While writing poetry can be one of the most cathartic and healing art forms, especially at this difficult time, all of the poets agreed that there is something about publishing personal words and thoughts or sharing them on Instagram that makes you feel vulnerable. Kalra says: “I feel as if poetry almost functions as a sort of smokescreen because I have plausible deniability for anything in there, but at the same time there’s almost a brazen ownership of the content that comes with it.” Furlong Tighe and Lynch also feel protected by a sense of deniability through the prose form, but both agree that ultimately writing poetry can be quite mortifying. For Welt, exposing oneself takes courage but she is exhilarated letting “other people see what’s going on in [her] head”. She feels connected to many women who read and relate to her work. Plunkett feels empowered when readers give her positive feedback: “I felt like I was doing something good and like not only for me but for other people, like I want my poetry to help heal others at the same time.”
Holmes has received many offers for her poems on climate change to be featured in books, but she has turned them down. She would love to be published, but she believes her poems are stand-alones and are not destined to be used to push others’ narratives. She hopes to publish a zine one day, but enjoys sharing her work on her Instagram (@lucyholmxs) for now and has plans to release more poems in visual forms. Hurley has a soft spot for sharing art on social media as it is how her music career began. She thinks there is a future for bedroom pop, “diminishing of the power and the influence of studios and big expensive equipment.” She is excited by the future of online poetry, especially after her successful play Pop-Tart: she finds it inspiring “to see something like that exist entirely in an imaginary landscape, technically, and that isn’t actually physical or real or anything but it still has such an impact”.
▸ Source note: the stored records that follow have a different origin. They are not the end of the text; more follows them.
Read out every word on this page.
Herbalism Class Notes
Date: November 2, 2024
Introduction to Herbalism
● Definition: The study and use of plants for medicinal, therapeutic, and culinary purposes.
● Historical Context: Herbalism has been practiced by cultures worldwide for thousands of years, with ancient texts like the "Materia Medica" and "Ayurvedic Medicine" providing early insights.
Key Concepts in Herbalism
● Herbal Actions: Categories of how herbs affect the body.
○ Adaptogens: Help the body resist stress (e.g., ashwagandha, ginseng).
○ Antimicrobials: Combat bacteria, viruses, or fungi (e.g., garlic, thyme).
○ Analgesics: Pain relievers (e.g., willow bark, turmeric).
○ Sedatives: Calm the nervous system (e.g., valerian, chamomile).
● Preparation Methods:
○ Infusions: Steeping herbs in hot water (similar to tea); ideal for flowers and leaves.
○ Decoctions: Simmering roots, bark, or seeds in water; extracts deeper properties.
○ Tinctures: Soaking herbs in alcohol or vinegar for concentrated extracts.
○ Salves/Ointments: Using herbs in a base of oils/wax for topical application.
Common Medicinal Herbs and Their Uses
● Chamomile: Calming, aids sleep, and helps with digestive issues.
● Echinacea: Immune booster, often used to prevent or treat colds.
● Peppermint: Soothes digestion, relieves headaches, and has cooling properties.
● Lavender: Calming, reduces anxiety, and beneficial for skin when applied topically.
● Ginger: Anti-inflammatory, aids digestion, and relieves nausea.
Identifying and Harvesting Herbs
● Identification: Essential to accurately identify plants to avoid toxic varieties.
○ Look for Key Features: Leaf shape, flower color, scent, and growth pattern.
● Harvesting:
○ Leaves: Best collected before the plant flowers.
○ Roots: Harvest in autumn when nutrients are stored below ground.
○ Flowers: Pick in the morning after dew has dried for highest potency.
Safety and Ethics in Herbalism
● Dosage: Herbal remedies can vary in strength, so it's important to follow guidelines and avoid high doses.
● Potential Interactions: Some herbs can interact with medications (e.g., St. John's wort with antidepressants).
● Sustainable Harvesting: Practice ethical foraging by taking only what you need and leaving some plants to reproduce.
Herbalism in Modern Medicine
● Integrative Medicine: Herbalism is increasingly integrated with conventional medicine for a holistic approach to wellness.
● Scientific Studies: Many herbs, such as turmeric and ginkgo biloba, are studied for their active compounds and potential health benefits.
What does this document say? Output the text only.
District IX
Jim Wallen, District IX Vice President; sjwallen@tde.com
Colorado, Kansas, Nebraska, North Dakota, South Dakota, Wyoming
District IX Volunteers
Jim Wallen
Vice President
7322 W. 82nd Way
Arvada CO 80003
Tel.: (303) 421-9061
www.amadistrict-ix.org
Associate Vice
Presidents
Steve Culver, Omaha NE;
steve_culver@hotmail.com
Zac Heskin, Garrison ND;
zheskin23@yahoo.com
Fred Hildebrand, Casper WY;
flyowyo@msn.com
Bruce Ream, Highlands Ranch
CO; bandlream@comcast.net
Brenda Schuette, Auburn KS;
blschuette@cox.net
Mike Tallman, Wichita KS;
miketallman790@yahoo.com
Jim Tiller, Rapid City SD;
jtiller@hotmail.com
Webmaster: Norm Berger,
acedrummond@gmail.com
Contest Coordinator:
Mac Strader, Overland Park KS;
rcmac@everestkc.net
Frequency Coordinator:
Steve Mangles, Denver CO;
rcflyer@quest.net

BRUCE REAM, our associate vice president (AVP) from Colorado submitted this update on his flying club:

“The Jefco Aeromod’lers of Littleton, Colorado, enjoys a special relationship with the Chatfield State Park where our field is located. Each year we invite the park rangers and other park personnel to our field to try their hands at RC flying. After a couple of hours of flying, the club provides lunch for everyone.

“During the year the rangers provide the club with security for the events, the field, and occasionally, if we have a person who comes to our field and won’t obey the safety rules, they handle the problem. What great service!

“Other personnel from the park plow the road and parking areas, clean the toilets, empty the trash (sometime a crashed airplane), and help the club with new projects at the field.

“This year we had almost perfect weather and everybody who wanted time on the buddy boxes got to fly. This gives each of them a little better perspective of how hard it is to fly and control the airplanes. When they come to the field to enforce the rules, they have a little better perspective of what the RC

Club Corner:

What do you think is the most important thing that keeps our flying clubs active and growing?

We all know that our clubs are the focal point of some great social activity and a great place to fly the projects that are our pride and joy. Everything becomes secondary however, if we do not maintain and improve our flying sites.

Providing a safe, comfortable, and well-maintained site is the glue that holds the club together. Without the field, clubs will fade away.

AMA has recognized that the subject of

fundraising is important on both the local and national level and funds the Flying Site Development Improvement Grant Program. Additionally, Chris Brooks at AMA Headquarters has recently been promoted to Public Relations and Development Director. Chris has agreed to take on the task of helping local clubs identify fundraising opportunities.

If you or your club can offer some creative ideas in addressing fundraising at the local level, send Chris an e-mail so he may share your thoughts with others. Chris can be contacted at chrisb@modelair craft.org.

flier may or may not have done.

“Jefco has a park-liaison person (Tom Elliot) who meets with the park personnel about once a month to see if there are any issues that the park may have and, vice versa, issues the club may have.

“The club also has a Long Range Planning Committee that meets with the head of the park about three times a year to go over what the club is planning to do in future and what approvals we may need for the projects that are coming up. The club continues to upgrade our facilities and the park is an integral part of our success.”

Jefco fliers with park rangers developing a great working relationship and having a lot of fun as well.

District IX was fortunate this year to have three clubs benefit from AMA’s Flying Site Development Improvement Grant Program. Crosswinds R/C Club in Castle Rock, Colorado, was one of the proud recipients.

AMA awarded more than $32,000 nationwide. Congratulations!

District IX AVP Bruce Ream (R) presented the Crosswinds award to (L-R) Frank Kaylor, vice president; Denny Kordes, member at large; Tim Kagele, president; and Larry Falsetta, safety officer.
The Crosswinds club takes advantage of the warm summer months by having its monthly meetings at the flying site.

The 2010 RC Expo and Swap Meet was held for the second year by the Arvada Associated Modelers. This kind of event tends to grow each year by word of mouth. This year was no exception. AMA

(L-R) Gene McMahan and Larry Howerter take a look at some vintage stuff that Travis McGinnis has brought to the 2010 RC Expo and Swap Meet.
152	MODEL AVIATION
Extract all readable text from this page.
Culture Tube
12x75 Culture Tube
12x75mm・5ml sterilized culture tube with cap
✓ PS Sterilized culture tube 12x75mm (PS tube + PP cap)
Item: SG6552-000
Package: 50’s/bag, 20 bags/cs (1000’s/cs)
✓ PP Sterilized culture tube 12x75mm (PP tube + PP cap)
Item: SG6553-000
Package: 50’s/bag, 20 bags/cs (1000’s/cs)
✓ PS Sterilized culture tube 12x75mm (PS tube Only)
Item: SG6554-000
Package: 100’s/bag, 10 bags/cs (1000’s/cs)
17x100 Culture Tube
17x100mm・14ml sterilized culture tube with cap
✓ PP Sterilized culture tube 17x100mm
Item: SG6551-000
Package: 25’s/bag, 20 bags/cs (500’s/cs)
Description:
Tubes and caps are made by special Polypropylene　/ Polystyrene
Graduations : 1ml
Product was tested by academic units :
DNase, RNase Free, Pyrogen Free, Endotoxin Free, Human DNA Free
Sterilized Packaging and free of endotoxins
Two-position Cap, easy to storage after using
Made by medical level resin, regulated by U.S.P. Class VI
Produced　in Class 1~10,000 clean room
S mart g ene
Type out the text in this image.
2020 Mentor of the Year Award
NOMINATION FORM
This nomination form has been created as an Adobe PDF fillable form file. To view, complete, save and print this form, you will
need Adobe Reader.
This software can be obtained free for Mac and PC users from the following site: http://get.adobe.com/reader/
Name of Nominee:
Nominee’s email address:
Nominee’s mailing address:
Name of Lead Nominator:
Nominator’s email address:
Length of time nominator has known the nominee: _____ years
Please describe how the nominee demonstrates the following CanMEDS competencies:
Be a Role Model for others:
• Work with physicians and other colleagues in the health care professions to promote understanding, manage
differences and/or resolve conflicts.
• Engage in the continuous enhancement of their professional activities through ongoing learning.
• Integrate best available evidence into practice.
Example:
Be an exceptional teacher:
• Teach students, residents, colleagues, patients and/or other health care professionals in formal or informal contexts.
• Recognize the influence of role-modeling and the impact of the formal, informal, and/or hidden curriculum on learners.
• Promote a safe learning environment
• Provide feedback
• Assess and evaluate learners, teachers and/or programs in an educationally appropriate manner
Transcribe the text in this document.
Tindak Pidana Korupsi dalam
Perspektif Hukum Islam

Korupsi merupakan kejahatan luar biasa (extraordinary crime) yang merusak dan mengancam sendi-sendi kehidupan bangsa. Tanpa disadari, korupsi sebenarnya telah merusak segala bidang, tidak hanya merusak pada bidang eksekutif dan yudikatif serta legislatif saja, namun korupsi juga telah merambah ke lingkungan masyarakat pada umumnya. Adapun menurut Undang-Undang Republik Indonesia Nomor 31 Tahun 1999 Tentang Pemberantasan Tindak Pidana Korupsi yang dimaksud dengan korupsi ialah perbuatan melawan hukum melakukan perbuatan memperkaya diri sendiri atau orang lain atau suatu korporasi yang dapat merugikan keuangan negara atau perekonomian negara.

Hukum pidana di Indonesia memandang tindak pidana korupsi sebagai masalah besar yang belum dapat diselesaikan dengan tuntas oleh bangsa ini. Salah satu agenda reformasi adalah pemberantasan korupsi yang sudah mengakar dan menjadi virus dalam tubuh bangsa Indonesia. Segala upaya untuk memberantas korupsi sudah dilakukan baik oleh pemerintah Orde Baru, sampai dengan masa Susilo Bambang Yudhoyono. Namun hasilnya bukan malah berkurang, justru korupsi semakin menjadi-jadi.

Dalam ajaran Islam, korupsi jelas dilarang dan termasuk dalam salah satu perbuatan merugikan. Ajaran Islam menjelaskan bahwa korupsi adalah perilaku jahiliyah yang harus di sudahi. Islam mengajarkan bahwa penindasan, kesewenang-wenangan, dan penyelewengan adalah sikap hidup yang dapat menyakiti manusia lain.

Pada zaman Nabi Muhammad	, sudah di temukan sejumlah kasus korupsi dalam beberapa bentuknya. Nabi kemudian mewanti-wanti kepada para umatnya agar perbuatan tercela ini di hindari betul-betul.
“These days, the future is uncertain for everyone, but these student poets embrace the unpredictability of their artistic careers.”
These days, the future is uncertain for everyone, but these student poets embrace the unpredictability of their artistic careers. Plunkett is a big dreamer, so being a published writer is a goal, but she also aims to work on more activist poetry and to help “get voices heard.” Welt does not want to limit herself to one art form and strives to be a storyteller no matter what. Similarly to Holmes, who doesn’t want to be seen just as a poet, but as an artist, dabbling in many different forms of art. Kalra thinks “it’s too much of a pipe-dream” to imagine a future as just a writer, as does Furlong Tighe, who cannot help but notice and find disappointing “the massive disparity between the money that you get from a poetry collection” and from a work of fiction. They know that while they will always keep writing, they will have to work outside of writing too.
Lynch, the current chair of Trinity Publications, sees a future for herself in publishing and had some wise words about the publishing world to share that any budding poet ought to hear. As an editor, “there’s a sort of ridiculous feeling, like somebody thinks that you can make the decision” to include or not include a work in a collection, but really, “it all comes down to a vibe check”. There are many facets to a rejection decision, and remembering this made Lynch “feel a bit freer”.
While it was fascinating to hear from each of these talented creatives about their processes and purposes, it was equally refreshing to learn that inspiration and motivation does not always come easily. Writing poetry can be invigorating one day, then draining the next, but despite all, these student poets persist to get their thoughts heard and read by the masses.